Так Успенский притащил Аида сначала домой, а потом переселил в свой кабинет в магическом салоне. Кабинет был небольшим, уютным с виду, но на поверку мало пригодным для комфортного обитания. Тяжелые пыльные шторы скрадывали свет, низкие столик и пуфы скрючивали Успенского в три погибели, свечи коптили. Но главным неудобством этой комнаты было удушливое одиночество, вновь появившееся в его жизни. Это при том, что ему редко доводилось быть здесь наедине с собой, – поток прихожан на его магическими сеансы был довольно плотным, вполне хватало на полный рабочий день. Но эти несчастные, наивные люди лишь обостряли в Вадиме Сигизмундовиче чувство неприкаянности. Он будто ощущал непроницаемую стену между собой и ними, ведь они смотрели на него с надеждой, а ему приходилось врать им в глаза. Так много раз ему хотелось прошептать или крикнуть: «Идите отсюда, бегом, немедленно! В полицию/к хирургу/психиатру/святому отцу…» Но он не кричал: боялся, что о такой выходке прознает администратор салона, а еще хуже – «центровой», и тогда не сносить ему собственной головы. И вместо этого он говорил: «муж ваш вернется», «сын ваш жив», «ваша раковая опухоль рассосется через год и три месяца». Говорил и чувствовал, как стена матереет и высится.
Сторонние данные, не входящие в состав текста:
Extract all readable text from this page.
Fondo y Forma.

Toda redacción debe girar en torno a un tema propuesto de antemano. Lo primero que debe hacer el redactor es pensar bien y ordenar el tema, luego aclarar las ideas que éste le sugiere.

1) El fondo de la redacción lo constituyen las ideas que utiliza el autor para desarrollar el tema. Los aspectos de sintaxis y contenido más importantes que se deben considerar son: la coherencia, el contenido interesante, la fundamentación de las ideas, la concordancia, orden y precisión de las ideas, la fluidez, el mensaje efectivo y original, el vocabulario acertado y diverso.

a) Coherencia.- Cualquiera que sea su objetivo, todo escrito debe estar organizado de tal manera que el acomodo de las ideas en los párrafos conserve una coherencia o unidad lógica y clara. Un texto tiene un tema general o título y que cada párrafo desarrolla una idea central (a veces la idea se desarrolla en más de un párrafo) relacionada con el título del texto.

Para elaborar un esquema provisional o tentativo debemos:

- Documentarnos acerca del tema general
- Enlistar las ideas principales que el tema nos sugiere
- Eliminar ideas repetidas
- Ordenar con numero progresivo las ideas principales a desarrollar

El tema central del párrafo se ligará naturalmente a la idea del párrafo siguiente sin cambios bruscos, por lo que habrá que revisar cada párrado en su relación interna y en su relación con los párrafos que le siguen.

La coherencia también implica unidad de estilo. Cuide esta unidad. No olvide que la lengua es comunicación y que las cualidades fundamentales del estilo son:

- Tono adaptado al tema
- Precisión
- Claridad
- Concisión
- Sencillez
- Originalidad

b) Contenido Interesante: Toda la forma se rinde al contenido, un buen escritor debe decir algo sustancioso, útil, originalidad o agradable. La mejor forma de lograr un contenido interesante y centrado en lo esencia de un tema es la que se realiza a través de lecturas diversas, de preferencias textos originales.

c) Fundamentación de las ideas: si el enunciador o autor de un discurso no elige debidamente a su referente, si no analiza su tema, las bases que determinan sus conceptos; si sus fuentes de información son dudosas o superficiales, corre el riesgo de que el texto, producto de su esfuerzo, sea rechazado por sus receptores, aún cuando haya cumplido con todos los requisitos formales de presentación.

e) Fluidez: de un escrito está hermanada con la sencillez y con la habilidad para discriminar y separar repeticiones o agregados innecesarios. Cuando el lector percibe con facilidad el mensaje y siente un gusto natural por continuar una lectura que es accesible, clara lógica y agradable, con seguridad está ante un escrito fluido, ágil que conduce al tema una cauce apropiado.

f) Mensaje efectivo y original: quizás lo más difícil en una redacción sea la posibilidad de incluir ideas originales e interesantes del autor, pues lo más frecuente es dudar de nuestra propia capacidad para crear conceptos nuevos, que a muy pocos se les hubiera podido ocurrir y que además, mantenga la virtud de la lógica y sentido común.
А потом появилась Света. Она напомнила ему телевизионщиков своим напором, деятельностью, поначалу пугающими и не до конца понятными инициативами, вечной суетой. И он впустил ее в свою жизнь под влиянием ностальгии. Очень скоро Света сокрушила все барьеры между ними и прижала Успенского к груди. Давно не знавший женской ласки, он по первости растаял и даже распознал в этом жесте что‑то материнское. Но потом нечаянно осознал, что душные Светины объятья не дарят ему умиротворения. Наоборот, утыкаемый носом в ее пышную и зыбучую, как опара, жадную грудь, он испытывает безотчетную тихую панику. Ему мерещилось, что эта женщина – трясина, способная поглотить его целиком, вобрать в себя и разложить на микроэлементы, питающие ее. Но вот парадокс – со Светой ему было лучше, чем без нее. Ведь она, похоже, знала, что делать с его жизнью, а он нет.